Question

A nonconducting ring with a radius of 11.5 cm is uniformly charged with a total positive charge of 10.0 µC. The ring rotates at a constant angular speed of 18.0 rad/s about an axis through its center, perpendicular to the plane of the ring. What is the magnitude of the magnetic field on the axis of the ring 5.00 cm from its center?

Answer 1

Answer:

$B=1.21*10^{-10}T$

Explanation:

The magnitude of the magnetic field on the axis of the ring is given by:

$B=\frac{\mu_0 IR^2}{2(r^2+R^2)^{\frac{3}{2}}}(1)$

$\mu_0$ is the permeability of free space, $I$ is the flowing current  through the ring, $R$ is the ring's radius and $r$ is the distance to the center of the ring.

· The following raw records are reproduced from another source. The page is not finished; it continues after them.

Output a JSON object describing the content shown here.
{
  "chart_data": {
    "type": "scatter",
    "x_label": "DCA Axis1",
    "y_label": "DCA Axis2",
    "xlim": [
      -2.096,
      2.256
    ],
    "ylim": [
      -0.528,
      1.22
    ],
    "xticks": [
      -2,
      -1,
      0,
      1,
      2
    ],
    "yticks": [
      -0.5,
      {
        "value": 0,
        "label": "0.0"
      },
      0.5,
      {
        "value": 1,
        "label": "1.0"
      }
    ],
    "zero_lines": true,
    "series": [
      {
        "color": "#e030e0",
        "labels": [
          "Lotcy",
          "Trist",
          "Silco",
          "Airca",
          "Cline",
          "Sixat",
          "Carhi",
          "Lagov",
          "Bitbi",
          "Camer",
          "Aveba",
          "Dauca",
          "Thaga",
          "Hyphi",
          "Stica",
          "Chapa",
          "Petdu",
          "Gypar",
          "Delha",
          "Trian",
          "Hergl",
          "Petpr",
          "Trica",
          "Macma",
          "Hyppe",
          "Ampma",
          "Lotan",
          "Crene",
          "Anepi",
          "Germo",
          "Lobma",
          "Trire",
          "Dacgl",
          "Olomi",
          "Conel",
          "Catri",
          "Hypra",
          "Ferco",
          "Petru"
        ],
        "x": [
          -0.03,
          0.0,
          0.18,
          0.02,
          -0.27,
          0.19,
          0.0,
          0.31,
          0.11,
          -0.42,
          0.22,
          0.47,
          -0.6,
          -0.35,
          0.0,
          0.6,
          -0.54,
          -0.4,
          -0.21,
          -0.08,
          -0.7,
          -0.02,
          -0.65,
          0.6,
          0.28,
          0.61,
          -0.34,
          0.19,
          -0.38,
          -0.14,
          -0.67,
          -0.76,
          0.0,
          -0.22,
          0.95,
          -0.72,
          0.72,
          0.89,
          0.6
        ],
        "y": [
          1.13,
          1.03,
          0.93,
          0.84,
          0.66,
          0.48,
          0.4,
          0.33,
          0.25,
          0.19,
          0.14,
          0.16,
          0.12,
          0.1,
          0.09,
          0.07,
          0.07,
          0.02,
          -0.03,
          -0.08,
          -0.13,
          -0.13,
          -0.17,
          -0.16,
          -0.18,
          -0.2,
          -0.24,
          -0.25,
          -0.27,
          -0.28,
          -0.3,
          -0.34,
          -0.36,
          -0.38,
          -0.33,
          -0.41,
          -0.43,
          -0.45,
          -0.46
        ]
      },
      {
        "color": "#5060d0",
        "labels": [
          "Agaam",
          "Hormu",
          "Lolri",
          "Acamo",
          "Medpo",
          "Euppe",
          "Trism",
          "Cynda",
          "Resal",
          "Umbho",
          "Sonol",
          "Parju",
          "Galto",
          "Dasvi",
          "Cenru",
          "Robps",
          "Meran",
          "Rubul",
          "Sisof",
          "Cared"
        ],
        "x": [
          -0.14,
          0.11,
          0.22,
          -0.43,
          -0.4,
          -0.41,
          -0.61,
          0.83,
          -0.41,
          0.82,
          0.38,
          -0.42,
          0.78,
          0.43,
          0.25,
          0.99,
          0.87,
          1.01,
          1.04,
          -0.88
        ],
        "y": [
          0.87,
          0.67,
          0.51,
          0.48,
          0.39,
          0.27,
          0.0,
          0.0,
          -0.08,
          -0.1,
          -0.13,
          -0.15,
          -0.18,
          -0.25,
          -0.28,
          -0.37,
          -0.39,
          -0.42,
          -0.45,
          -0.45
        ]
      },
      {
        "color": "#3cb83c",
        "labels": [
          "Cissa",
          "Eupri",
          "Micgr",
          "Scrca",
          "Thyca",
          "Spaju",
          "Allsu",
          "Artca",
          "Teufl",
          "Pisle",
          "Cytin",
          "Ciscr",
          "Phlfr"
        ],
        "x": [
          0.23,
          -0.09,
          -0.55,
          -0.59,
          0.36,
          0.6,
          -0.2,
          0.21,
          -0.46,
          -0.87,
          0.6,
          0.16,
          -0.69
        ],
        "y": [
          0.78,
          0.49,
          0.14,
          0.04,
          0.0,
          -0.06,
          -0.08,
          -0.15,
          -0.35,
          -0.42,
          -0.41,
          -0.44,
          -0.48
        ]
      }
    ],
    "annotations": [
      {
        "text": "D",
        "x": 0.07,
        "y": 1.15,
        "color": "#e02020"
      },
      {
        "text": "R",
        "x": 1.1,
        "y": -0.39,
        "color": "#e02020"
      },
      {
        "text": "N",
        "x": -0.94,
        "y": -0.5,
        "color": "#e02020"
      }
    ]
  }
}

The flowing current  through the ring is defined as the ring's charge divided into the time taken by the charge to complete one revolution, that is, the period $T=\frac{2\pi}{\omega}$. So, we have:

$I=\frac{q}{T}\\I=\frac{q}{\frac{2\pi}{\omega}}\\\\I=\frac{\omega q}{2\pi}\\I=\frac{18\frac{rad}{s}(10*10^{-6}C)}{2\pi}\\I=2.87*10^{-5}A$

Now, replacing in (1):

$B=\frac{(4\pi*10^{-7}\frac{T\cdot m}{A})(2.87*10^{-5}A)(0.115m)^2}{2((0.05m)^2+(0.115m)^2)^{\frac{3}{2}}}\\B=1.21*10^{-10}T$